Another issue: This doesn't work with multiple instance of CoreDNS, since they each cache responses independently. From a client perspective this would result in flip-flopping of answers between real answers and the synthesized ones, depending on which instance handles the PTR request.

This is only true, if the groupcache feature is not enabled. With groupcache enabled locally missing items will be queried from the groups peers. The flipping you mentioned was the actual trigger to implement a distributed caching mechanism.

[chrisohaver]

We chose groupcache because it is already in the dependencies of coredns

It's was indirect before, but with this proposed change, a direct dependency.

[czeumer]

This sounds useful to me, and IMO the use case is compelling enough to include as an internal plugin.

One possible issue is that the answers this plugin produces will be slightly different than "real" answers, and which one we respond with will depend on order and timing of prior lookups. This will need to be addressed in the README. A potential problematic permutation being that if the upstream reverse lookup is a negative answer with a long TTL, it could effectively block the response that this plugin produces until the TTL expires. Other less problematic differences could include the number of records with the PTR name (e.g. as a result of n:n PTR:A relationships).

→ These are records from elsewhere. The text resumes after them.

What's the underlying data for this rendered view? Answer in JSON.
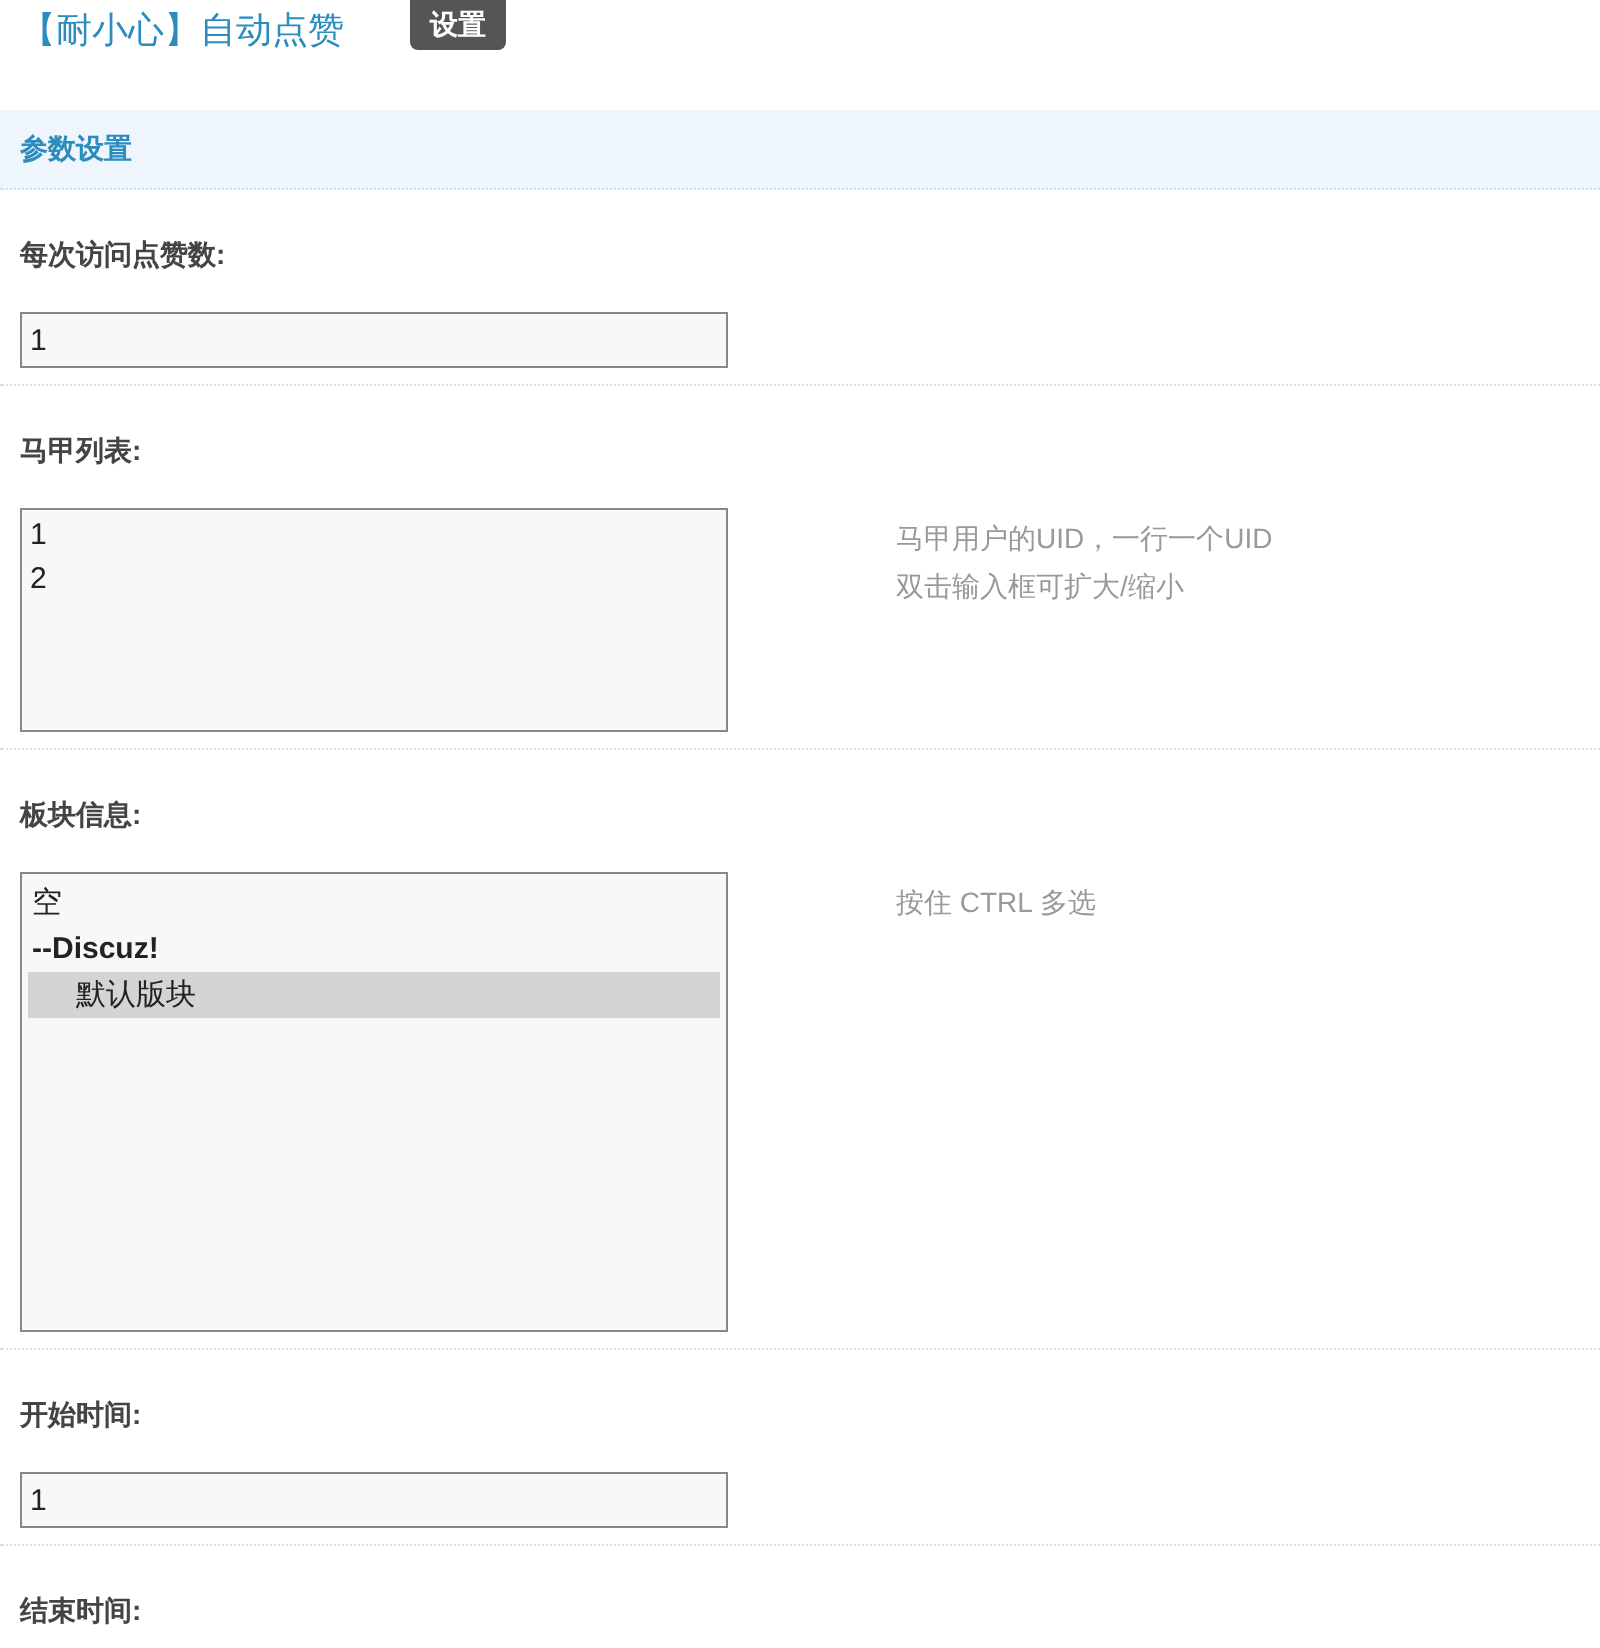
{
  "header": {
    "title": "【耐小心】自动点赞",
    "tabs": [
      {
        "label": "设置",
        "selected": true
      }
    ]
  },
  "section": {
    "title": "参数设置"
  },
  "fields": [
    {
      "kind": "text",
      "label": "每次访问点赞数:",
      "value": "1"
    },
    {
      "kind": "textarea",
      "label": "马甲列表:",
      "lines": [
        "1",
        "2"
      ],
      "hint": [
        "马甲用户的UID，一行一个UID",
        "双击输入框可扩大/缩小"
      ]
    },
    {
      "kind": "select",
      "label": "板块信息:",
      "options": [
        {
          "kind": "option",
          "label": "空",
          "selected": false
        },
        {
          "kind": "group",
          "label": "--Discuz!",
          "selected": false
        },
        {
          "kind": "option",
          "label": "默认版块",
          "selected": true,
          "indent": true
        }
      ],
      "hint": [
        "按住 CTRL 多选"
      ]
    },
    {
      "kind": "text",
      "label": "开始时间:",
      "value": "1"
    },
    {
      "kind": "label_only",
      "label": "结束时间:"
    }
  ]
}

The possible inconsistency is a very good point. I´ve updated the readme.

The 1:n problem is partly tackled by sorting the results by last "active" query. But this is only usable for clients beeing actually aware of this sorting. The basic assumption is, that most clients will simply select the first returned answer an thus the most probable one.

[chrisohaver]

I'm wondering why this isn't part of the regular cache plugin?

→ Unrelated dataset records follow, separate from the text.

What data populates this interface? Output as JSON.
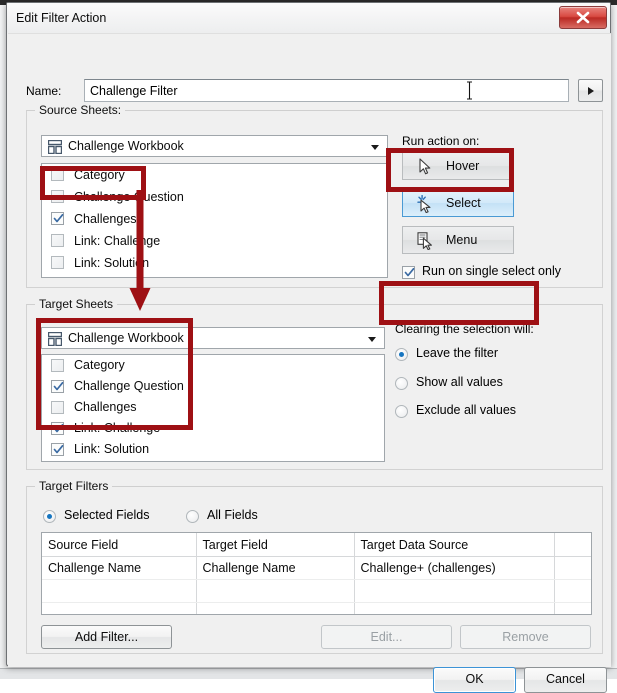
{
  "window": {
    "title": "Edit Filter Action",
    "close_icon": "close-x-icon"
  },
  "name_row": {
    "label": "Name:",
    "value": "Challenge Filter",
    "placeholder": "",
    "dropdown_icon": "triangle-right-icon"
  },
  "source_sheets": {
    "title": "Source Sheets:",
    "workbook": {
      "label": "Challenge Workbook",
      "icon": "workbook-dashboard-icon",
      "arrow_icon": "chevron-down-icon"
    },
    "items": [
      {
        "label": "Category",
        "checked": false
      },
      {
        "label": "Challenge Question",
        "checked": false
      },
      {
        "label": "Challenges",
        "checked": true
      },
      {
        "label": "Link: Challenge",
        "checked": false
      },
      {
        "label": "Link: Solution",
        "checked": false
      }
    ]
  },
  "run_action": {
    "label": "Run action on:",
    "buttons": [
      {
        "label": "Hover",
        "icon": "cursor-arrow-icon",
        "selected": false
      },
      {
        "label": "Select",
        "icon": "cursor-click-icon",
        "selected": true
      },
      {
        "label": "Menu",
        "icon": "cursor-menu-icon",
        "selected": false
      }
    ],
    "single_select": {
      "label": "Run on single select only",
      "checked": true
    }
  },
  "target_sheets": {
    "title": "Target Sheets",
    "workbook": {
      "label": "Challenge Workbook",
      "icon": "workbook-dashboard-icon",
      "arrow_icon": "chevron-down-icon"
    },
    "items": [
      {
        "label": "Category",
        "checked": false
      },
      {
        "label": "Challenge Question",
        "checked": true
      },
      {
        "label": "Challenges",
        "checked": false
      },
      {
        "label": "Link: Challenge",
        "checked": true
      },
      {
        "label": "Link: Solution",
        "checked": true
      }
    ]
  },
  "clearing_selection": {
    "label": "Clearing the selection will:",
    "options": [
      {
        "label": "Leave the filter",
        "selected": true
      },
      {
        "label": "Show all values",
        "selected": false
      },
      {
        "label": "Exclude all values",
        "selected": false
      }
    ]
  },
  "target_filters": {
    "title": "Target Filters",
    "scope_options": [
      {
        "label": "Selected Fields",
        "selected": true
      },
      {
        "label": "All Fields",
        "selected": false
      }
    ],
    "table": {
      "columns": [
        "Source Field",
        "Target Field",
        "Target Data Source",
        ""
      ],
      "rows": [
        [
          "Challenge Name",
          "Challenge Name",
          "Challenge+ (challenges)",
          ""
        ],
        [
          "",
          "",
          "",
          ""
        ],
        [
          "",
          "",
          "",
          ""
        ]
      ]
    },
    "buttons": {
      "add_filter": "Add Filter...",
      "edit": "Edit...",
      "remove": "Remove"
    }
  },
  "footer": {
    "ok": "OK",
    "cancel": "Cancel"
  },
  "annotations": {
    "accent_color": "#9E1014",
    "boxes": [
      "source-challenges-row",
      "select-action-button",
      "target-sheets-list",
      "clearing-leave-the-filter"
    ],
    "arrow": "down-arrow-source-to-target"
  }
}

The PTR is generated synthetically. So for the original cache plugin there is actually nothing to cache.

Original cache plugin caches any non-error responses. That a record is synthesized would not matter.

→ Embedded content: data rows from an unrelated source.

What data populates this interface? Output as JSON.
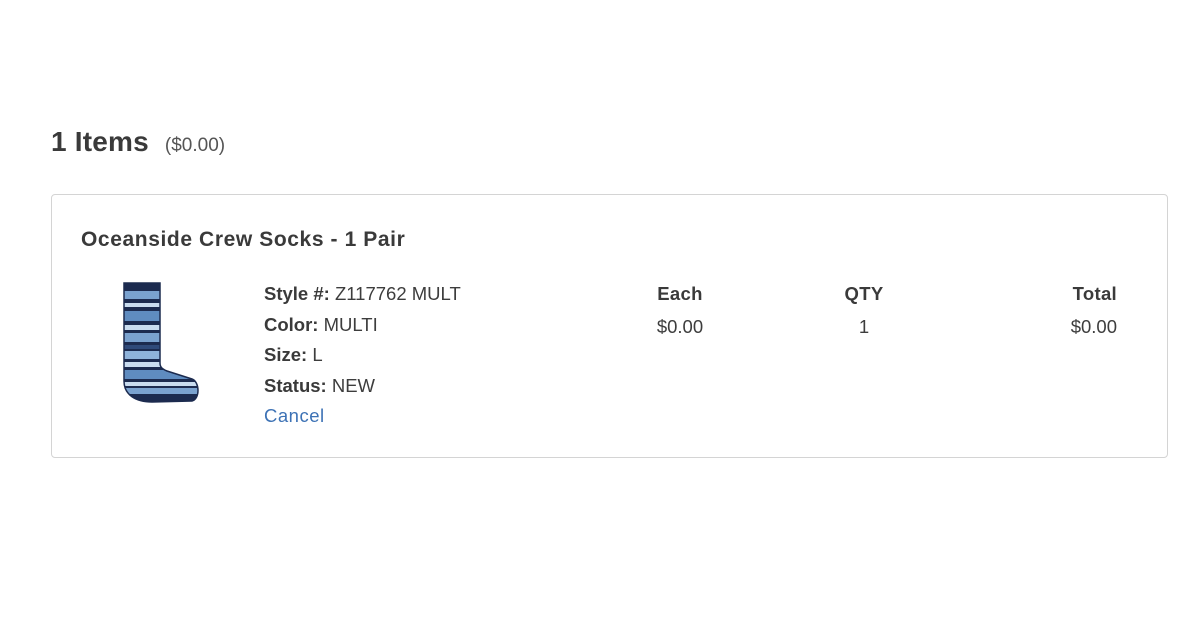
{
  "summary": {
    "items_label": "1 Items",
    "total_label": "($0.00)"
  },
  "product": {
    "name": "Oceanside Crew Socks - 1 Pair",
    "image_icon": "sock-product-image",
    "style_label": "Style #:",
    "style_value": "Z117762 MULT",
    "color_label": "Color:",
    "color_value": "MULTI",
    "size_label": "Size:",
    "size_value": "L",
    "status_label": "Status:",
    "status_value": "NEW",
    "cancel_label": "Cancel"
  },
  "pricing": {
    "each_header": "Each",
    "each_value": "$0.00",
    "qty_header": "QTY",
    "qty_value": "1",
    "total_header": "Total",
    "total_value": "$0.00"
  },
  "colors": {
    "link": "#3d72b5",
    "border": "#d4d4d4",
    "text": "#3d3d3d",
    "sock_navy": "#1c2b4f",
    "sock_blue": "#7aa2cf",
    "sock_light": "#c9dcef"
  }
}
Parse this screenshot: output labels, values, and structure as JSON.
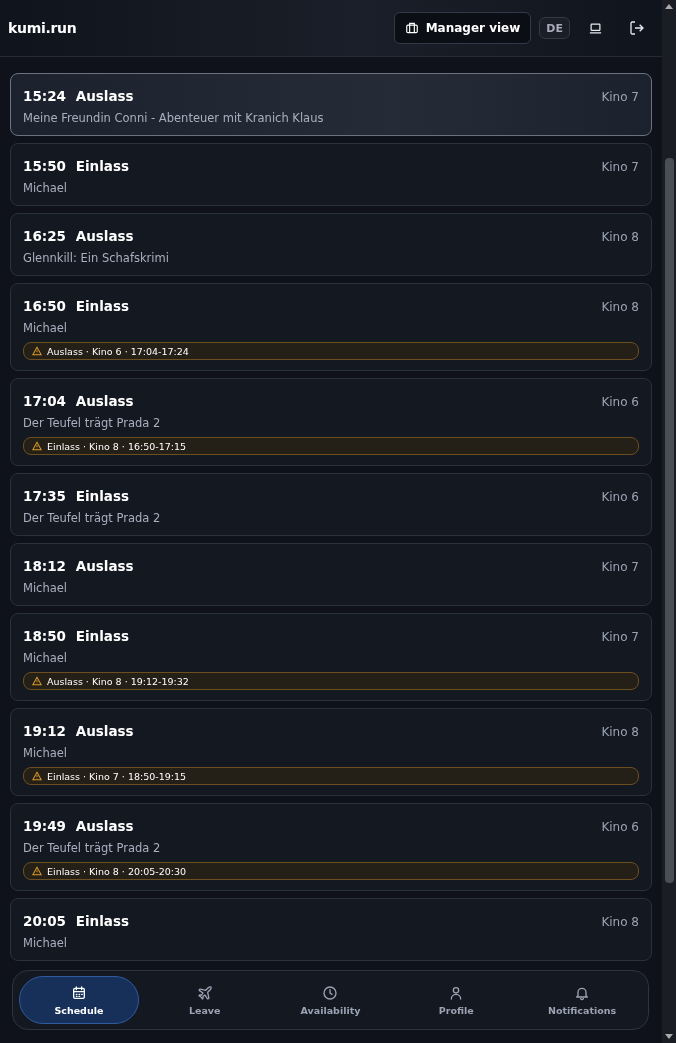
{
  "header": {
    "brand": "kumi.run",
    "manager_button": "Manager view",
    "language": "DE"
  },
  "shifts": [
    {
      "time": "15:24",
      "type": "Auslass",
      "room": "Kino 7",
      "detail": "Meine Freundin Conni - Abenteuer mit Kranich Klaus",
      "selected": true
    },
    {
      "time": "15:50",
      "type": "Einlass",
      "room": "Kino 7",
      "detail": "Michael",
      "selected": false
    },
    {
      "time": "16:25",
      "type": "Auslass",
      "room": "Kino 8",
      "detail": "Glennkill: Ein Schafskrimi",
      "selected": false
    },
    {
      "time": "16:50",
      "type": "Einlass",
      "room": "Kino 8",
      "detail": "Michael",
      "warning": "Auslass · Kino 6 · 17:04-17:24",
      "selected": false
    },
    {
      "time": "17:04",
      "type": "Auslass",
      "room": "Kino 6",
      "detail": "Der Teufel trägt Prada 2",
      "warning": "Einlass · Kino 8 · 16:50-17:15",
      "selected": false
    },
    {
      "time": "17:35",
      "type": "Einlass",
      "room": "Kino 6",
      "detail": "Der Teufel trägt Prada 2",
      "selected": false
    },
    {
      "time": "18:12",
      "type": "Auslass",
      "room": "Kino 7",
      "detail": "Michael",
      "selected": false
    },
    {
      "time": "18:50",
      "type": "Einlass",
      "room": "Kino 7",
      "detail": "Michael",
      "warning": "Auslass · Kino 8 · 19:12-19:32",
      "selected": false
    },
    {
      "time": "19:12",
      "type": "Auslass",
      "room": "Kino 8",
      "detail": "Michael",
      "warning": "Einlass · Kino 7 · 18:50-19:15",
      "selected": false
    },
    {
      "time": "19:49",
      "type": "Auslass",
      "room": "Kino 6",
      "detail": "Der Teufel trägt Prada 2",
      "warning": "Einlass · Kino 8 · 20:05-20:30",
      "selected": false
    },
    {
      "time": "20:05",
      "type": "Einlass",
      "room": "Kino 8",
      "detail": "Michael",
      "selected": false
    }
  ],
  "nav": [
    {
      "label": "Schedule",
      "kind": "calendar",
      "selected": true
    },
    {
      "label": "Leave",
      "kind": "plane",
      "selected": false
    },
    {
      "label": "Availability",
      "kind": "clock",
      "selected": false
    },
    {
      "label": "Profile",
      "kind": "person",
      "selected": false
    },
    {
      "label": "Notifications",
      "kind": "bell",
      "selected": false
    }
  ]
}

Order of plugins matters here though - in directives you've put it before cache plugin, in which case it would not get cached. In plugin.cfg though, you've put it after cache, in which case the responses it synthesizes would be cached. (this needs to be made consistent BTW, so that the order does not change when someone compiles in new external plugins)

[chrisohaver]

Looking back on this, there are several of caveats (most are unavoidable).

• The most prominent/obvious one is that a reverse response cannot be synthesized until a lookup on the name is done. IOW sometimes it won't provide an answer.
• There is also the issue of multiple hostnames with the same IP address, in which case arbitrary subset of names would be synthesized depending on which names had been looked up. IOW when it does provide an answer, it can be inconsistent.
• It also creates answers that are potentially different than what the upstream (down chain) would respond with, which adds another layer of inconsistency since this plugin trumps the upstream response when it can answer (this could be avoided - but I think it's done intentionally per the use case described).

These make the behavior somewhat inconsistent. For that reason I'm leaning toward making this an external plugin.